Di jodohin? Aku sih bersyukur, tapi tau deh Tyo mau atau enggak. Semacem takdir, tapi aku belum yakin.
Kami tiba di rumah pukul 3 sore, setelah berganti baju, aku segera membantu Mamih dan bibi merapihkan belanjaan tadi.
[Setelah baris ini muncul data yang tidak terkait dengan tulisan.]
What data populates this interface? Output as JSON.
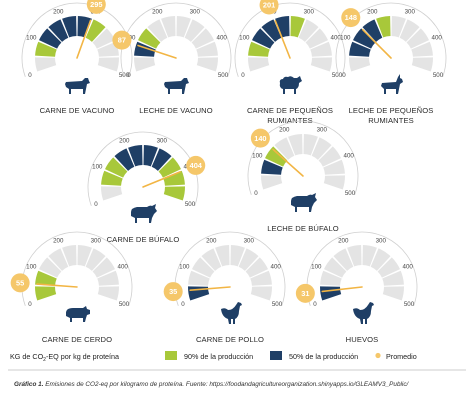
{
  "colors": {
    "ring_50": "#1f3f66",
    "ring_90": "#a8c83a",
    "ring_bg": "#e4e4e4",
    "average": "#f5c76a",
    "needle": "#f2b544",
    "animal": "#1f3f66",
    "outer_arc": "#cfcfcf"
  },
  "chart_data": {
    "type": "gauge",
    "scale": {
      "min": 0,
      "max": 500,
      "ticks": [
        0,
        100,
        200,
        300,
        400,
        500
      ]
    },
    "gauges": [
      {
        "label": [
          "CARNE DE VACUNO"
        ],
        "average": 295,
        "p50": [
          100,
          300
        ],
        "p90": [
          50,
          360
        ],
        "animal": "cow-icon"
      },
      {
        "label": [
          "LECHE DE VACUNO"
        ],
        "average": 87,
        "p50": [
          75,
          95
        ],
        "p90": [
          55,
          165
        ],
        "animal": "cow-icon"
      },
      {
        "label": [
          "CARNE DE PEQUEÑOS",
          "RUMIANTES"
        ],
        "average": 201,
        "p50": [
          80,
          235
        ],
        "p90": [
          45,
          300
        ],
        "animal": "sheep-icon"
      },
      {
        "label": [
          "LECHE DE PEQUEÑOS",
          "RUMIANTES"
        ],
        "average": 148,
        "p50": [
          70,
          180
        ],
        "p90": [
          45,
          260
        ],
        "animal": "goat-icon"
      },
      {
        "label": [
          "CARNE DE BÚFALO"
        ],
        "average": 404,
        "p50": [
          130,
          330
        ],
        "p90": [
          40,
          500
        ],
        "animal": "buffalo-icon"
      },
      {
        "label": [
          "LECHE DE BÚFALO"
        ],
        "average": 140,
        "p50": [
          60,
          95
        ],
        "p90": [
          35,
          145
        ],
        "animal": "buffalo-icon"
      },
      {
        "label": [
          "CARNE DE CERDO"
        ],
        "average": 55,
        "p50": [
          28,
          55
        ],
        "p90": [
          15,
          95
        ],
        "animal": "pig-icon"
      },
      {
        "label": [
          "CARNE DE POLLO"
        ],
        "average": 35,
        "p50": [
          22,
          48
        ],
        "p90": [
          12,
          65
        ],
        "animal": "chicken-icon"
      },
      {
        "label": [
          "HUEVOS"
        ],
        "average": 31,
        "p50": [
          20,
          40
        ],
        "p90": [
          12,
          58
        ],
        "animal": "chicken-icon"
      }
    ]
  },
  "legend": {
    "unit_prefix": "KG de CO",
    "unit_sub": "2",
    "unit_suffix": "-EQ por kg de proteína",
    "p90_label": "90% de la producción",
    "p50_label": "50% de la producción",
    "avg_label": "Promedio"
  },
  "caption": {
    "bold": "Gráfico 1.",
    "text": " Emisiones de CO2-eq por kilogramo de proteína. Fuente: https://foodandagricultureorganization.shinyapps.io/GLEAMV3_Public/"
  }
}
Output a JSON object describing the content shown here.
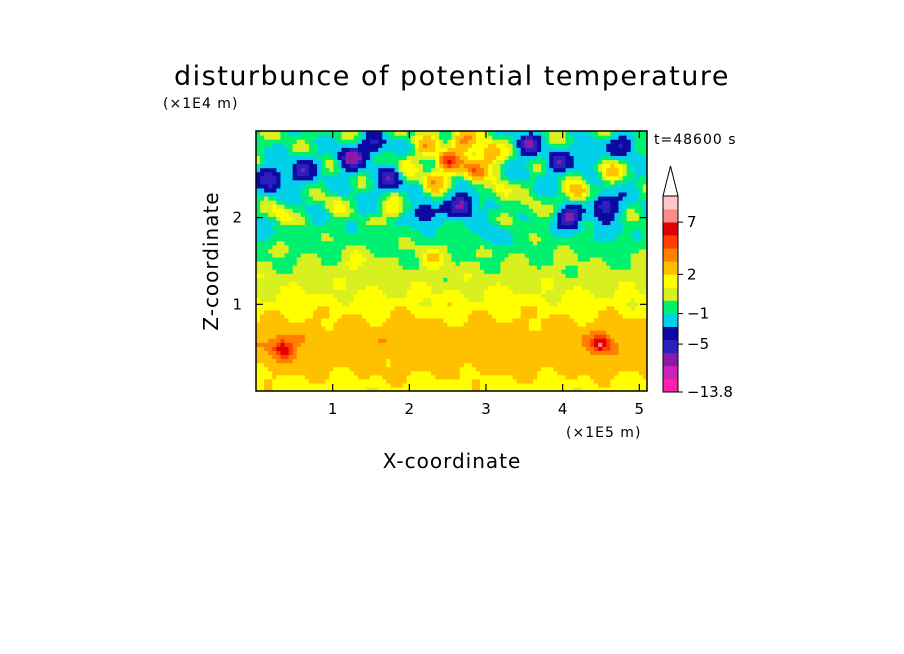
{
  "chart_data": {
    "type": "heatmap",
    "title": "disturbunce of potential temperature",
    "xlabel": "X-coordinate",
    "ylabel": "Z-coordinate",
    "x_unit": "(×1E5 m)",
    "y_unit": "(×1E4 m)",
    "time_label": "t=48600 s",
    "x_ticks": [
      "1",
      "2",
      "3",
      "4",
      "5"
    ],
    "y_ticks": [
      "1",
      "2"
    ],
    "xlim": [
      0,
      5.1
    ],
    "ylim": [
      0,
      3.0
    ],
    "colorbar": {
      "labels": [
        "7",
        "2",
        "−1",
        "−5",
        "−13.8"
      ],
      "label_levels": [
        7,
        2,
        -1,
        -5,
        -13.8
      ],
      "colors": [
        "#ff20b0",
        "#cc22bb",
        "#8a1aa8",
        "#2a20c0",
        "#0a0aa0",
        "#00d0e8",
        "#00f070",
        "#d8f020",
        "#ffff00",
        "#ffc000",
        "#ff8000",
        "#ff4000",
        "#e00000",
        "#ff8a8a",
        "#ffc8c8"
      ],
      "extend": "max"
    },
    "contour_profile": {
      "z": [
        0.05,
        0.3,
        0.6,
        0.9,
        1.2,
        1.5,
        1.8,
        2.1,
        2.4,
        2.7,
        2.95
      ],
      "base_level": [
        1.5,
        2.5,
        3,
        1.8,
        0.8,
        0,
        -0.5,
        -1,
        -1,
        -0.8,
        -0.5
      ]
    },
    "features": [
      {
        "x": 0.2,
        "z": 2.45,
        "level": -5
      },
      {
        "x": 0.6,
        "z": 2.55,
        "level": -4
      },
      {
        "x": 1.25,
        "z": 2.7,
        "level": -6
      },
      {
        "x": 1.55,
        "z": 2.85,
        "level": -4
      },
      {
        "x": 1.75,
        "z": 2.45,
        "level": -4
      },
      {
        "x": 1.95,
        "z": 2.6,
        "level": 2
      },
      {
        "x": 2.2,
        "z": 2.85,
        "level": 3
      },
      {
        "x": 2.3,
        "z": 2.4,
        "level": 4
      },
      {
        "x": 2.5,
        "z": 2.65,
        "level": 7
      },
      {
        "x": 2.7,
        "z": 2.9,
        "level": 5
      },
      {
        "x": 2.85,
        "z": 2.55,
        "level": 6
      },
      {
        "x": 3.05,
        "z": 2.75,
        "level": 5
      },
      {
        "x": 2.7,
        "z": 2.15,
        "level": -6
      },
      {
        "x": 2.2,
        "z": 2.05,
        "level": -4
      },
      {
        "x": 3.2,
        "z": 2.3,
        "level": 3
      },
      {
        "x": 3.55,
        "z": 2.85,
        "level": -5
      },
      {
        "x": 3.95,
        "z": 2.65,
        "level": -4
      },
      {
        "x": 4.2,
        "z": 2.3,
        "level": 4
      },
      {
        "x": 4.35,
        "z": 2.75,
        "level": -3
      },
      {
        "x": 4.6,
        "z": 2.55,
        "level": 3
      },
      {
        "x": 4.8,
        "z": 2.85,
        "level": -4
      },
      {
        "x": 4.55,
        "z": 2.15,
        "level": -5
      },
      {
        "x": 4.1,
        "z": 2.0,
        "level": -6
      },
      {
        "x": 0.3,
        "z": 2.05,
        "level": 2.5
      },
      {
        "x": 1.0,
        "z": 2.15,
        "level": 2
      },
      {
        "x": 1.8,
        "z": 2.1,
        "level": 2.5
      },
      {
        "x": 3.6,
        "z": 2.1,
        "level": 2
      },
      {
        "x": 0.05,
        "z": 1.85,
        "level": -1.5
      },
      {
        "x": 3.1,
        "z": 1.8,
        "level": -1.5
      },
      {
        "x": 4.6,
        "z": 1.8,
        "level": -1.5
      },
      {
        "x": 2.3,
        "z": 1.55,
        "level": 2
      },
      {
        "x": 1.3,
        "z": 1.5,
        "level": 1.5
      },
      {
        "x": 0.35,
        "z": 0.5,
        "level": 4
      },
      {
        "x": 4.5,
        "z": 0.55,
        "level": 4
      }
    ]
  }
}
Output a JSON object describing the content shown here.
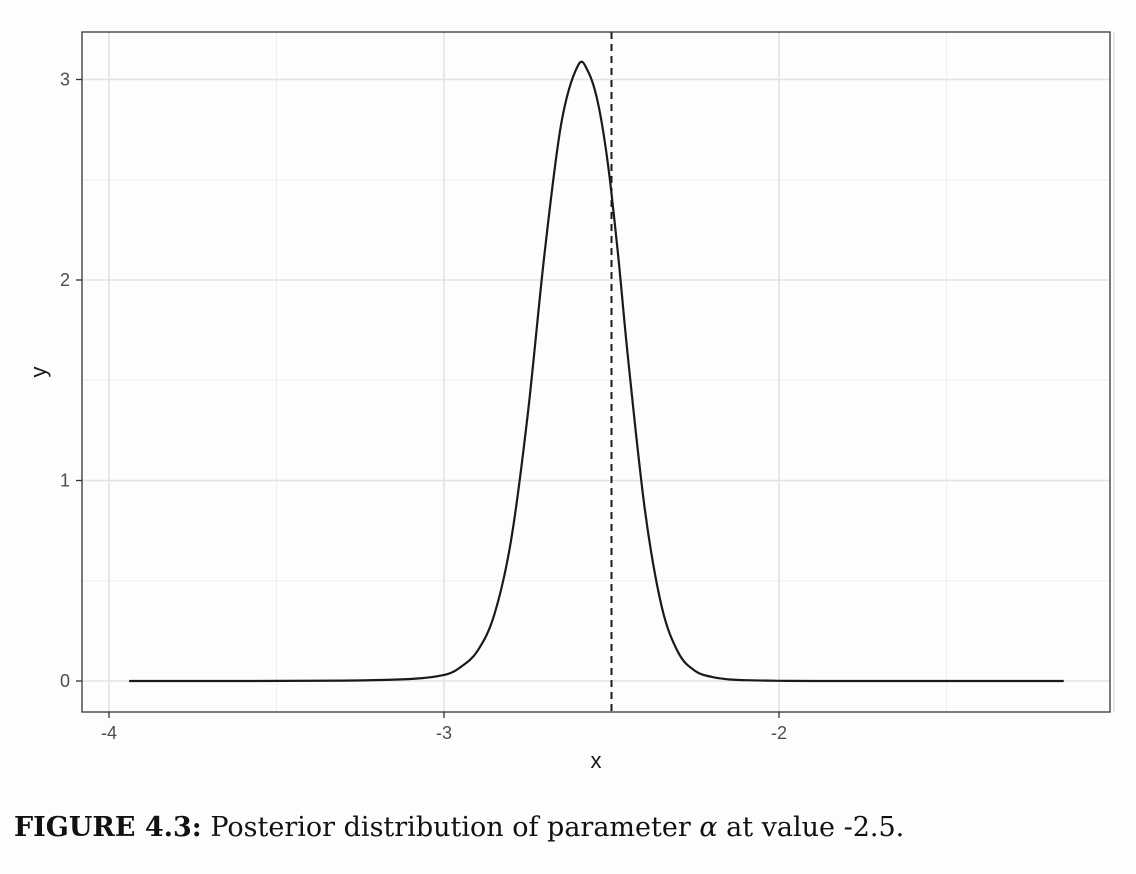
{
  "chart_data": {
    "type": "line",
    "title": "",
    "xlabel": "x",
    "ylabel": "y",
    "xlim": [
      -4.0,
      -1.0
    ],
    "ylim": [
      0,
      3.1
    ],
    "x_ticks": [
      -4,
      -3,
      -2
    ],
    "x_tick_labels": [
      "-4",
      "-3",
      "-2"
    ],
    "y_ticks": [
      0,
      1,
      2,
      3
    ],
    "y_tick_labels": [
      "0",
      "1",
      "2",
      "3"
    ],
    "grid": true,
    "legend": "none",
    "series": [
      {
        "x": [
          -3.94,
          -3.6,
          -3.3,
          -3.1,
          -3.0,
          -2.95,
          -2.9,
          -2.85,
          -2.8,
          -2.75,
          -2.7,
          -2.65,
          -2.6,
          -2.57,
          -2.54,
          -2.51,
          -2.48,
          -2.45,
          -2.4,
          -2.35,
          -2.3,
          -2.25,
          -2.2,
          -2.15,
          -2.1,
          -2.0,
          -1.9,
          -1.7,
          -1.5,
          -1.15
        ],
        "y": [
          0.0,
          0.0,
          0.002,
          0.01,
          0.03,
          0.07,
          0.15,
          0.33,
          0.7,
          1.33,
          2.13,
          2.78,
          3.07,
          3.04,
          2.88,
          2.57,
          2.12,
          1.6,
          0.85,
          0.37,
          0.14,
          0.05,
          0.02,
          0.008,
          0.004,
          0.001,
          0.0,
          0.0,
          0.0,
          0.0
        ],
        "color": "#1a1a1a"
      }
    ],
    "reference_line": {
      "orientation": "vertical",
      "x": -2.5,
      "style": "dashed",
      "color": "#1a1a1a"
    },
    "colors": {
      "panel_background": "#fdfdfb",
      "grid_major": "#e3e3e3",
      "grid_minor": "#efefef",
      "border": "#333333"
    }
  },
  "caption": {
    "label": "FIGURE 4.3:",
    "text_before": " Posterior distribution of parameter ",
    "symbol": "α",
    "text_after": " at value -2.5."
  }
}
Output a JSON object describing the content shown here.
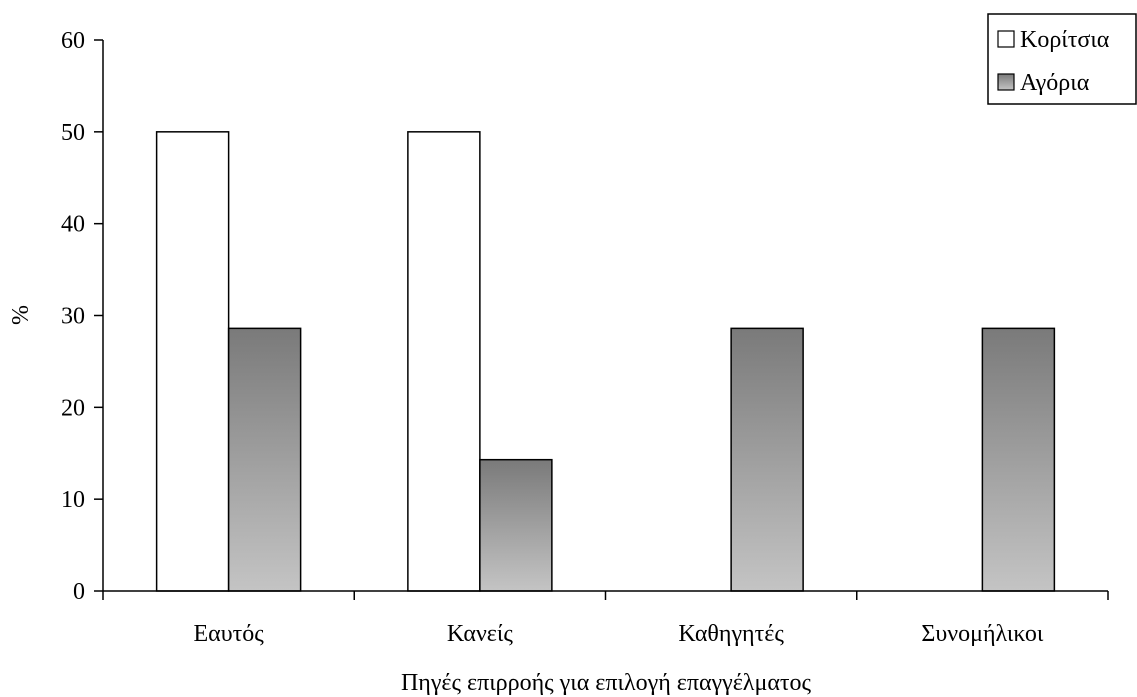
{
  "chart_data": {
    "type": "bar",
    "title": "",
    "xlabel": "Πηγές επιρροής για επιλογή επαγγέλματος",
    "ylabel": "%",
    "ylim": [
      0,
      60
    ],
    "yticks": [
      0,
      10,
      20,
      30,
      40,
      50,
      60
    ],
    "categories": [
      "Εαυτός",
      "Κανείς",
      "Καθηγητές",
      "Συνομήλικοι"
    ],
    "series": [
      {
        "name": "Κορίτσια",
        "values": [
          50,
          50,
          0,
          0
        ],
        "fill": "#ffffff"
      },
      {
        "name": "Αγόρια",
        "values": [
          28.6,
          14.3,
          28.6,
          28.6
        ],
        "fill_top": "#7a7a7a",
        "fill_bottom": "#c4c4c4"
      }
    ],
    "grid": false,
    "legend_position": "top-right"
  }
}
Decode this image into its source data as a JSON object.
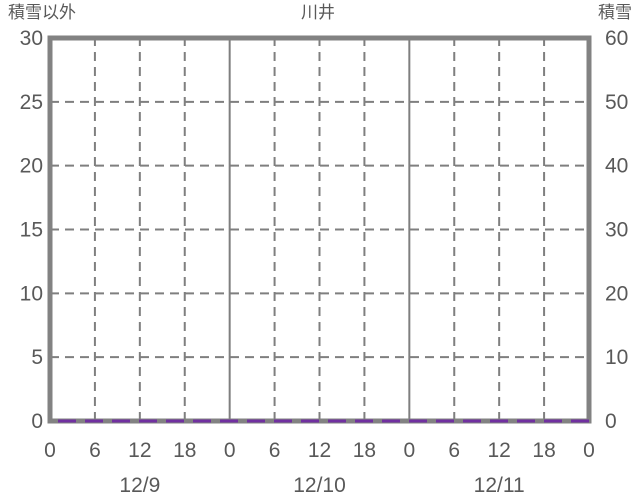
{
  "background": "#ffffff",
  "colors": {
    "frame": "#828282",
    "grid": "#7f7f7f",
    "text": "#595959",
    "series_purple": "#7030A0"
  },
  "chart_data": {
    "type": "line",
    "title": "川井",
    "left_axis": {
      "label": "積雪以外",
      "min": 0,
      "max": 30,
      "ticks": [
        0,
        5,
        10,
        15,
        20,
        25,
        30
      ]
    },
    "right_axis": {
      "label": "積雪",
      "min": 0,
      "max": 60,
      "ticks": [
        0,
        10,
        20,
        30,
        40,
        50,
        60
      ]
    },
    "x_axis": {
      "min": 0,
      "max": 72,
      "tick_interval_hours": 6,
      "hour_labels": [
        "0",
        "6",
        "12",
        "18",
        "0",
        "6",
        "12",
        "18",
        "0",
        "6",
        "12",
        "18",
        "0"
      ],
      "day_labels": [
        "12/9",
        "12/10",
        "12/11"
      ],
      "hours_per_day": 24,
      "day_boundaries_hours": [
        24,
        48
      ],
      "grid_style": "dashed"
    },
    "series": [
      {
        "name": "積雪",
        "axis": "right",
        "color": "#7030A0",
        "line_style": "dashed",
        "x": [
          0,
          72
        ],
        "values": [
          0,
          0
        ]
      }
    ],
    "legend": "none"
  }
}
Banyak sekali.
"Dek, hape bunyi!" Theo berteriak dari atas.
Aku segera naik ke kamar ku, sebuah panggilan dari Theo, astaga, aku lupa.
"Halo," ucap ku setelah menerima panggilan itu.
"Kira-kira satu jam lagi gue jemput ya." ucapnya di sebrang sana, ku lirik jam, sudah hampir setengah empat.
"Iya," jawab ku, aku penasaran dia tadi ada di mall juga bersama ayah dan ibunya atau ada di rumah.
"Dirumah?" tanyanya.
"Iya," jawab ku lagi.
"Kenapa lama banget angkat telfonnya?" aku bisa mendengar suara pintu mobil ditutup.
"Tadi bantuin Mamih sama bibi di bawah." aku menjelaskan.
"Terus, handphonenya di kamar?"
"Iya,"
"yaudah, gue matiin ya." kemudian sambungan terputus. Aku segera masuk kamar mandi, bersiap-siap.